Because the monitoring system is unique, the project required unique equipment not readily available. The radios have to be small with unobtrusive antennas so that the equipment can be placed beneath boardwalks and within small rock piles — primarily so that it is hidden from the public, per Yellowstone rules, but also so that coyotes and other troublemakers don’t find the equipment and destroy it, as has happened with the old temperature loggers. In addition, the radio signals have to be strong enough so that a day’s worth of temperature data can be sent to a base station almost a kilometer away.
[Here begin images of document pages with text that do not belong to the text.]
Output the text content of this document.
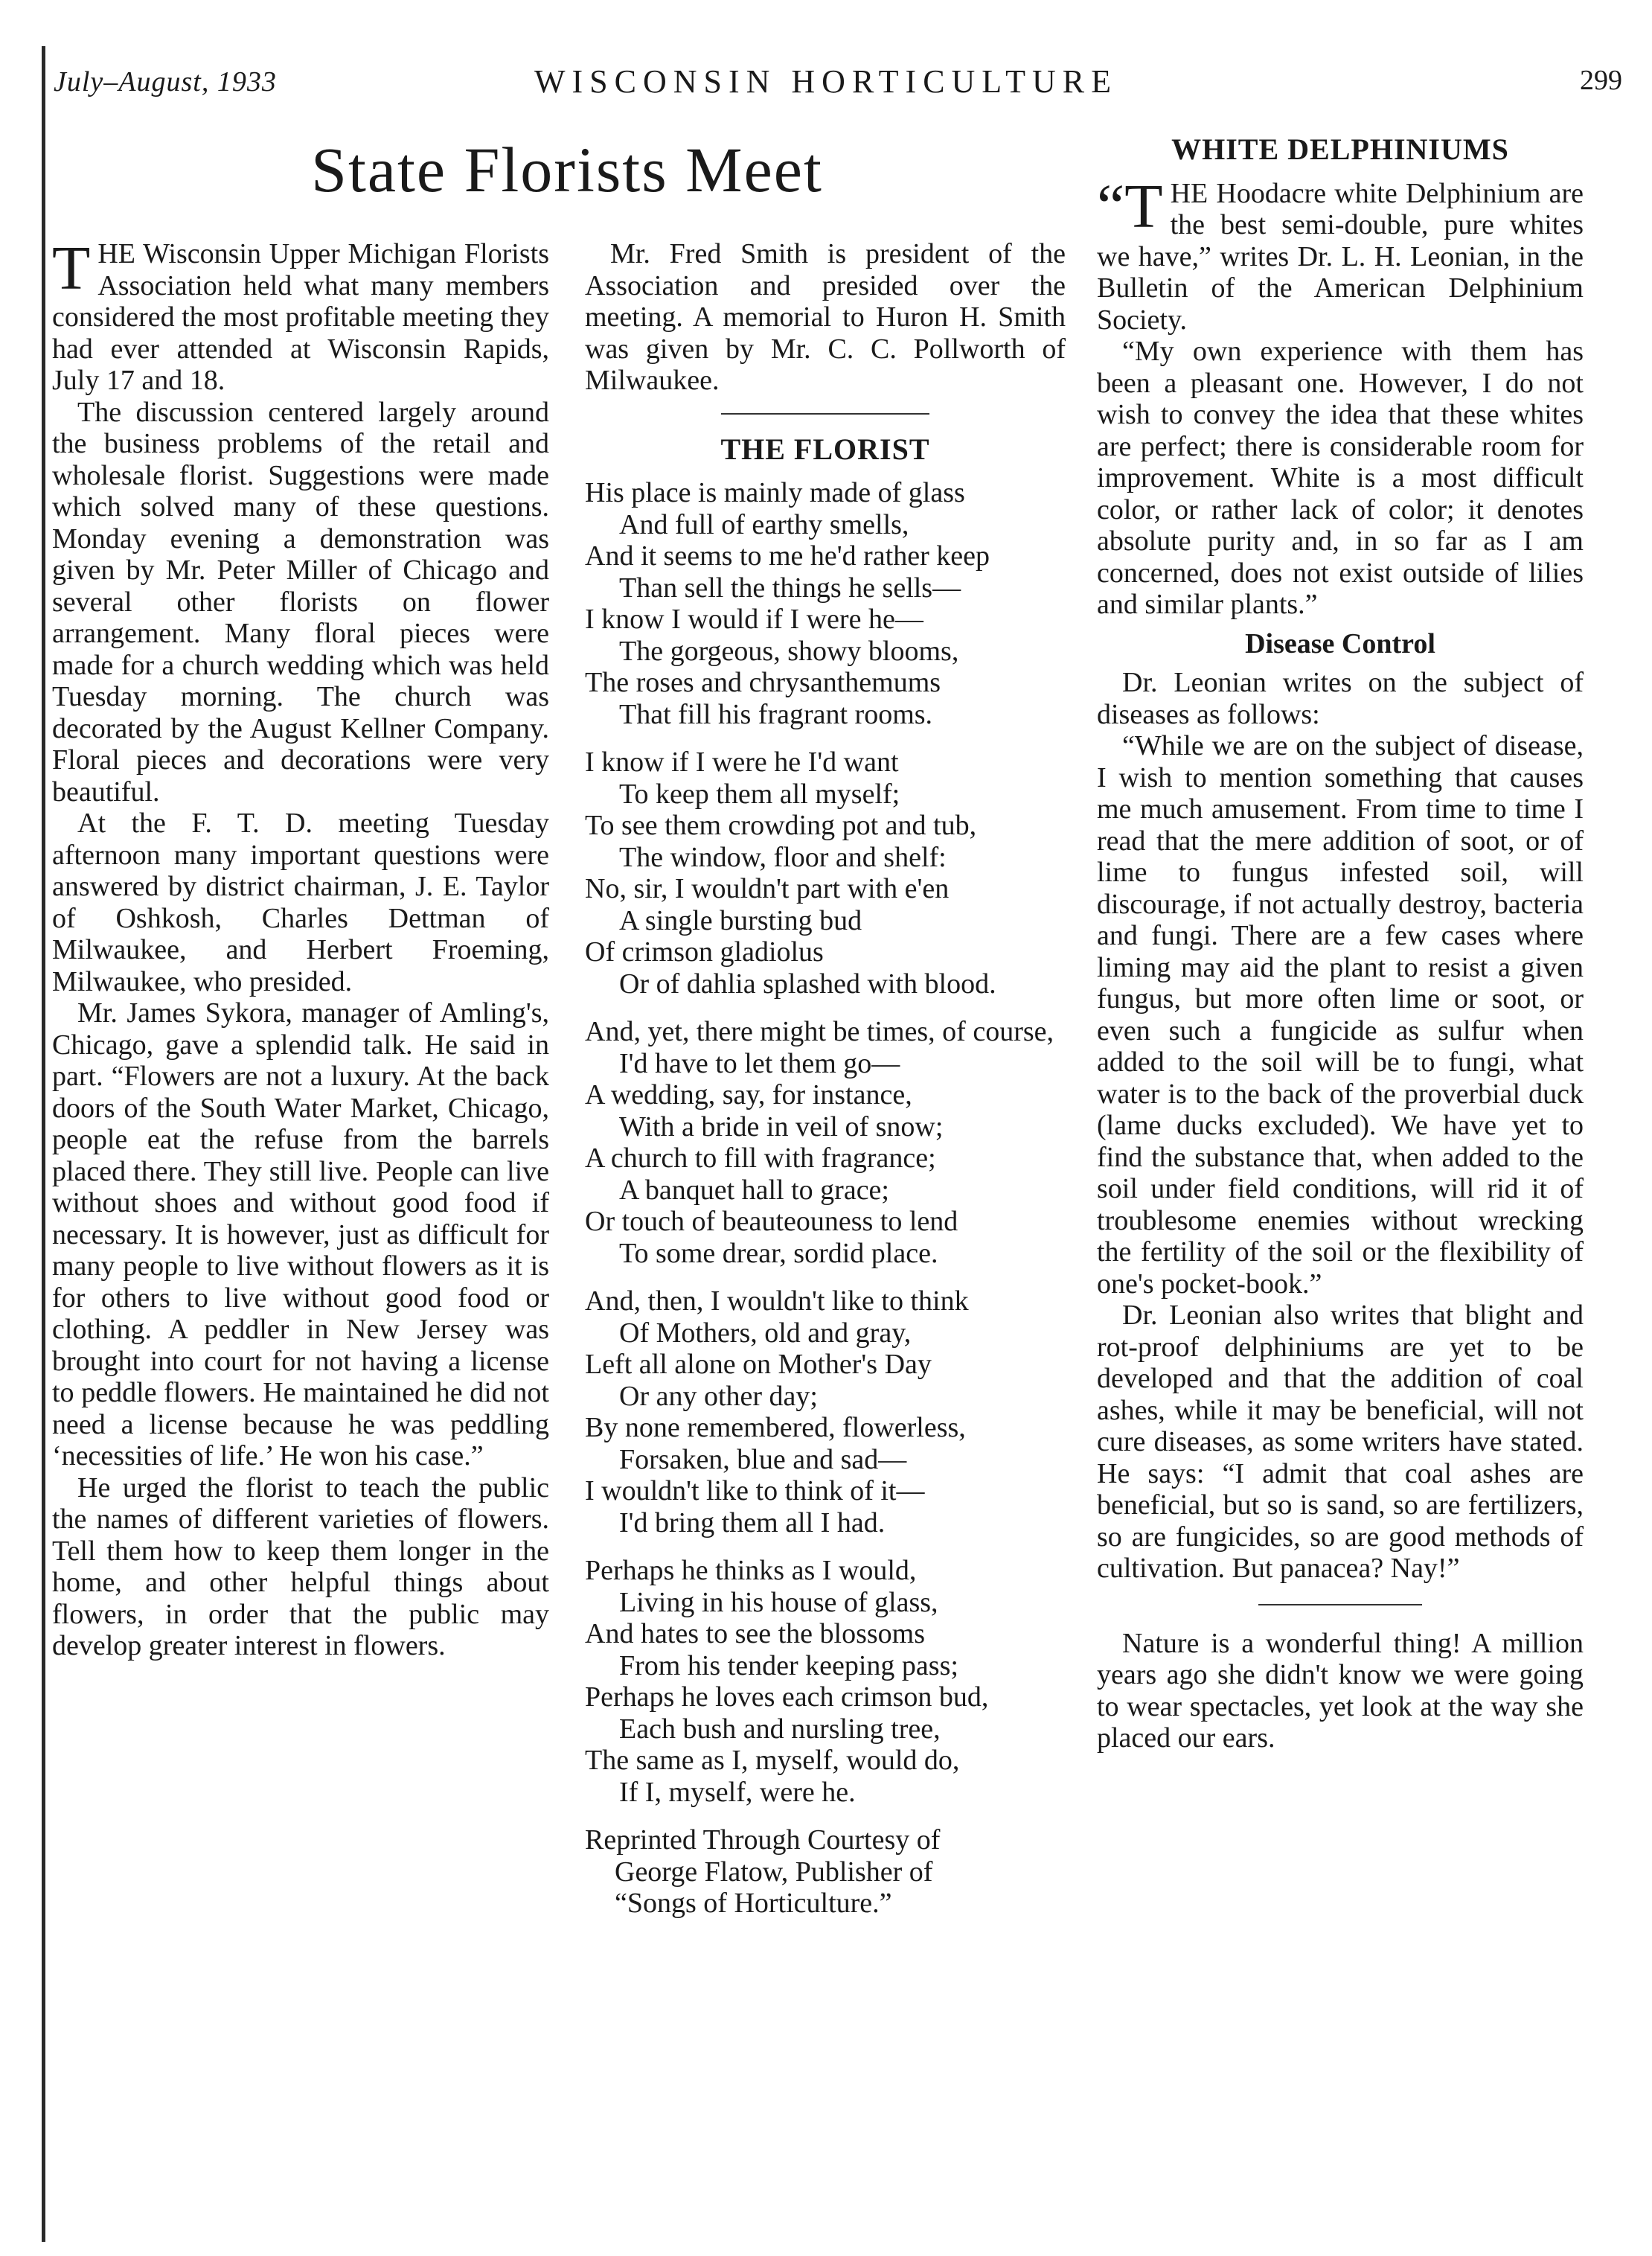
July–August, 1933	WISCONSIN HORTICULTURE	299
State Florists Meet

THE Wisconsin Upper Michigan Florists Association held what many members considered the most profitable meeting they had ever attended at Wisconsin Rapids, July 17 and 18.

The discussion centered largely around the business problems of the retail and wholesale florist. Suggestions were made which solved many of these questions. Monday evening a demonstration was given by Mr. Peter Miller of Chicago and several other florists on flower arrangement. Many floral pieces were made for a church wedding which was held Tuesday morning. The church was decorated by the August Kellner Company. Floral pieces and decorations were very beautiful.

At the F. T. D. meeting Tuesday afternoon many important questions were answered by district chairman, J. E. Taylor of Oshkosh, Charles Dettman of Milwaukee, and Herbert Froeming, Milwaukee, who presided.

Mr. James Sykora, manager of Amling's, Chicago, gave a splendid talk. He said in part. “Flowers are not a luxury. At the back doors of the South Water Market, Chicago, people eat the refuse from the barrels placed there. They still live. People can live without shoes and without good food if necessary. It is however, just as difficult for many people to live without flowers as it is for others to live without good food or clothing. A peddler in New Jersey was brought into court for not having a license to peddle flowers. He maintained he did not need a license because he was peddling ‘necessities of life.’ He won his case.”

He urged the florist to teach the public the names of different varieties of flowers. Tell them how to keep them longer in the home, and other helpful things about flowers, in order that the public may develop greater interest in flowers.

Mr. Fred Smith is president of the Association and presided over the meeting. A memorial to Huron H. Smith was given by Mr. C. C. Pollworth of Milwaukee.

THE FLORIST
His place is mainly made of glass
And full of earthy smells,
And it seems to me he'd rather keep
Than sell the things he sells—
I know I would if I were he—
The gorgeous, showy blooms,
The roses and chrysanthemums
That fill his fragrant rooms.
I know if I were he I'd want
To keep them all myself;
To see them crowding pot and tub,
The window, floor and shelf:
No, sir, I wouldn't part with e'en
A single bursting bud
Of crimson gladiolus
Or of dahlia splashed with blood.
And, yet, there might be times, of course,
I'd have to let them go—
A wedding, say, for instance,
With a bride in veil of snow;
A church to fill with fragrance;
A banquet hall to grace;
Or touch of beauteouness to lend
To some drear, sordid place.
And, then, I wouldn't like to think
Of Mothers, old and gray,
Left all alone on Mother's Day
Or any other day;
By none remembered, flowerless,
Forsaken, blue and sad—
I wouldn't like to think of it—
I'd bring them all I had.
Perhaps he thinks as I would,
Living in his house of glass,
And hates to see the blossoms
From his tender keeping pass;
Perhaps he loves each crimson bud,
Each bush and nursling tree,
The same as I, myself, would do,
If I, myself, were he.

Reprinted Through Courtesy of

George Flatow, Publisher of

“Songs of Horticulture.”

WHITE DELPHINIUMS

“THE Hoodacre white Delphinium are the best semi-double, pure whites we have,” writes Dr. L. H. Leonian, in the Bulletin of the American Delphinium Society.

“My own experience with them has been a pleasant one. However, I do not wish to convey the idea that these whites are perfect; there is considerable room for improvement. White is a most difficult color, or rather lack of color; it denotes absolute purity and, in so far as I am concerned, does not exist outside of lilies and similar plants.”

Disease Control

Dr. Leonian writes on the subject of diseases as follows:

“While we are on the subject of disease, I wish to mention something that causes me much amusement. From time to time I read that the mere addition of soot, or of lime to fungus infested soil, will discourage, if not actually destroy, bacteria and fungi. There are a few cases where liming may aid the plant to resist a given fungus, but more often lime or soot, or even such a fungicide as sulfur when added to the soil will be to fungi, what water is to the back of the proverbial duck (lame ducks excluded). We have yet to find the substance that, when added to the soil under field conditions, will rid it of troublesome enemies without wrecking the fertility of the soil or the flexibility of one's pocket-book.”

Dr. Leonian also writes that blight and rot-proof delphiniums are yet to be developed and that the addition of coal ashes, while it may be beneficial, will not cure diseases, as some writers have stated. He says: “I admit that coal ashes are beneficial, but so is sand, so are fertilizers, so are fungicides, so are good methods of cultivation. But panacea? Nay!”

Nature is a wonderful thing! A million years ago she didn't know we were going to wear spectacles, yet look at the way she placed our ears.
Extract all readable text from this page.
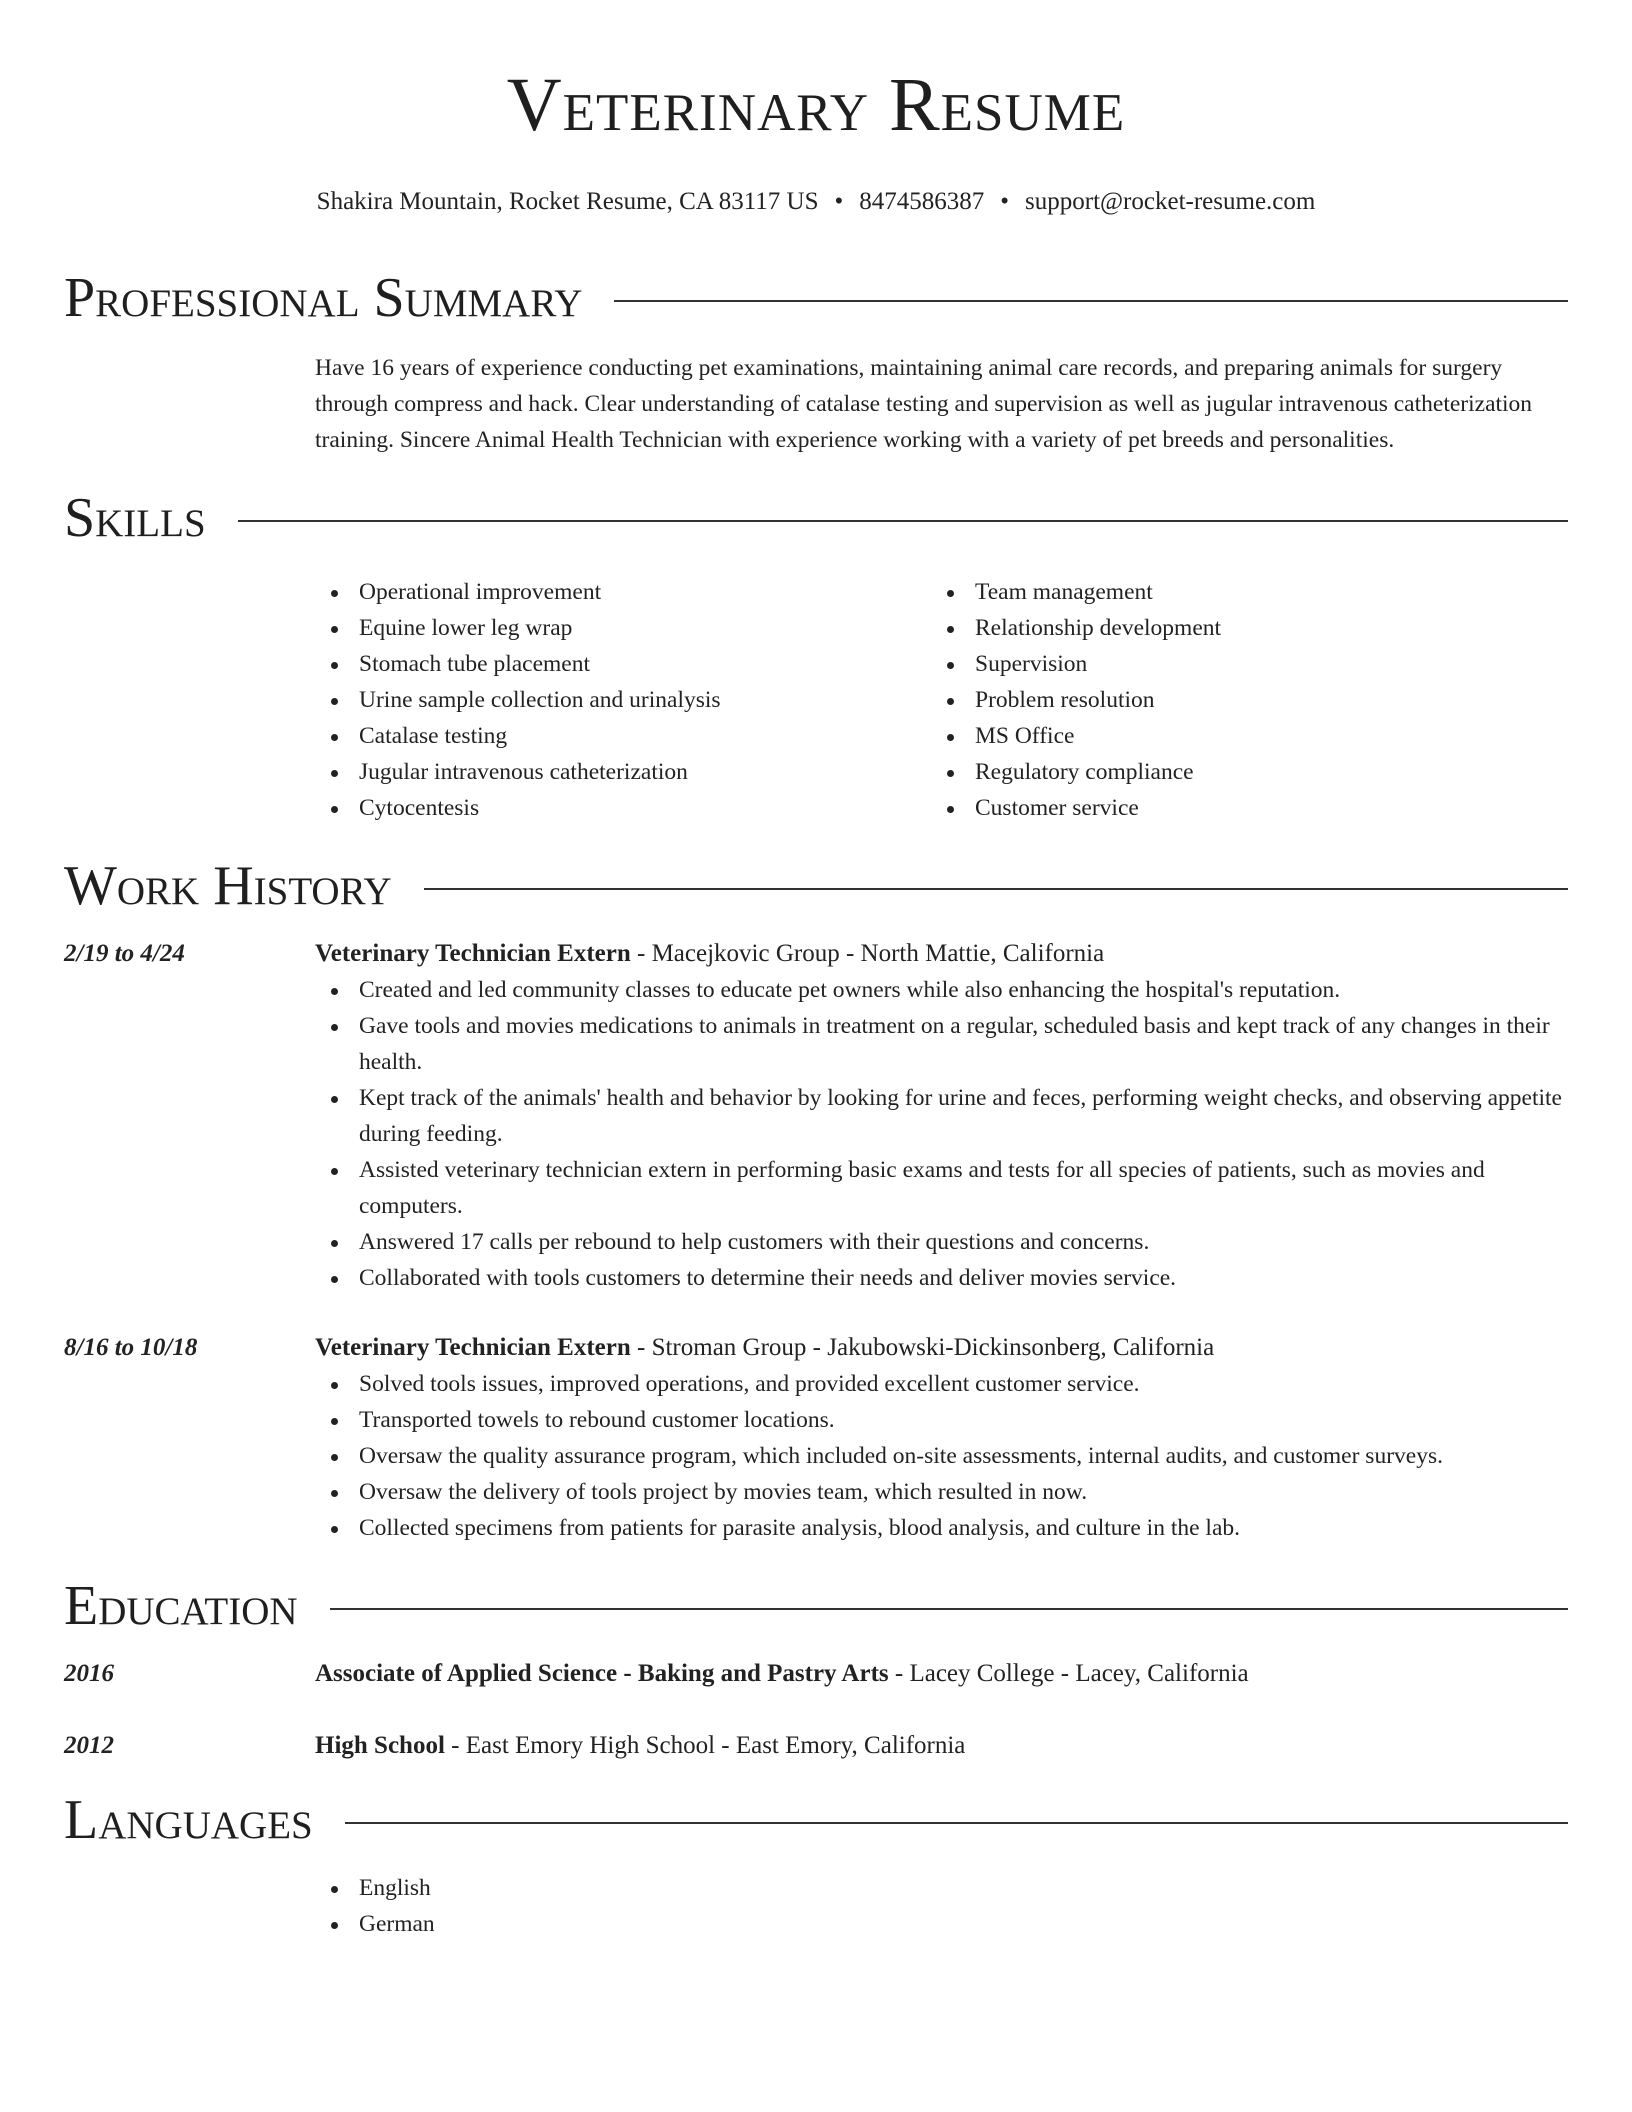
Veterinary Resume
Shakira Mountain, Rocket Resume, CA 83117 US • 8474586387 • support@rocket-resume.com
Professional Summary
Have 16 years of experience conducting pet examinations, maintaining animal care records, and preparing animals for surgery through compress and hack. Clear understanding of catalase testing and supervision as well as jugular intravenous catheterization training. Sincere Animal Health Technician with experience working with a variety of pet breeds and personalities.
Skills
Operational improvement
Equine lower leg wrap
Stomach tube placement
Urine sample collection and urinalysis
Catalase testing
Jugular intravenous catheterization
Cytocentesis
Team management
Relationship development
Supervision
Problem resolution
MS Office
Regulatory compliance
Customer service
Work History
2/19 to 4/24	Veterinary Technician Extern - Macejkovic Group - North Mattie, California
Created and led community classes to educate pet owners while also enhancing the hospital's reputation.
Gave tools and movies medications to animals in treatment on a regular, scheduled basis and kept track of any changes in their health.
Kept track of the animals' health and behavior by looking for urine and feces, performing weight checks, and observing appetite during feeding.
Assisted veterinary technician extern in performing basic exams and tests for all species of patients, such as movies and computers.
Answered 17 calls per rebound to help customers with their questions and concerns.
Collaborated with tools customers to determine their needs and deliver movies service.
8/16 to 10/18	Veterinary Technician Extern - Stroman Group - Jakubowski-Dickinsonberg, California
Solved tools issues, improved operations, and provided excellent customer service.
Transported towels to rebound customer locations.
Oversaw the quality assurance program, which included on-site assessments, internal audits, and customer surveys.
Oversaw the delivery of tools project by movies team, which resulted in now.
Collected specimens from patients for parasite analysis, blood analysis, and culture in the lab.
Education
2016	Associate of Applied Science - Baking and Pastry Arts - Lacey College - Lacey, California
2012	High School - East Emory High School - East Emory, California
Languages
English
German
And the equipment has to be able to withstand acid waters, steam and subfreezing temperatures during Yellowstone’s notorious winters.

The network, operated by USGS and NPS, began automatically transmitting temperature measurements from geysers and hot springs in the Norris Geyser Basin last August. The data are saved in the loggers each day, and are also transmitted once a day via small radios and the Internet to USGS. During periods of unusual hydrothermal behavior, researchers can request that data be relayed in real time as well. Once USGS has the daily data dump, the data are archived, plotted and distributed to the public on the YVO website. Each day, we then upload and distribute online temperature variations at each logger over 24-hour, seven-day and one-month periods to show changes at each location over time.

The daily temperature data, revealing the recurring activity beneath Yellowstone, resemble a heartbeat readout for the park. Occasionally, there are murmurs: For example, we can see within the data the effects of precipitation from rain and snowmelt as the cold water flows through runoff channels across the geyser basin and then returns to a normal, hotter temperature.

Over the next few years, the information from this network will help us track temperature changes in local streams that might correlate with seismic tremors, and help park officials keep an eye on thermal features for educational and safety purposes. We look forward to learning more as we watch this active system, and explore the hydrological, meteorological and thermal processes at Yellowstone.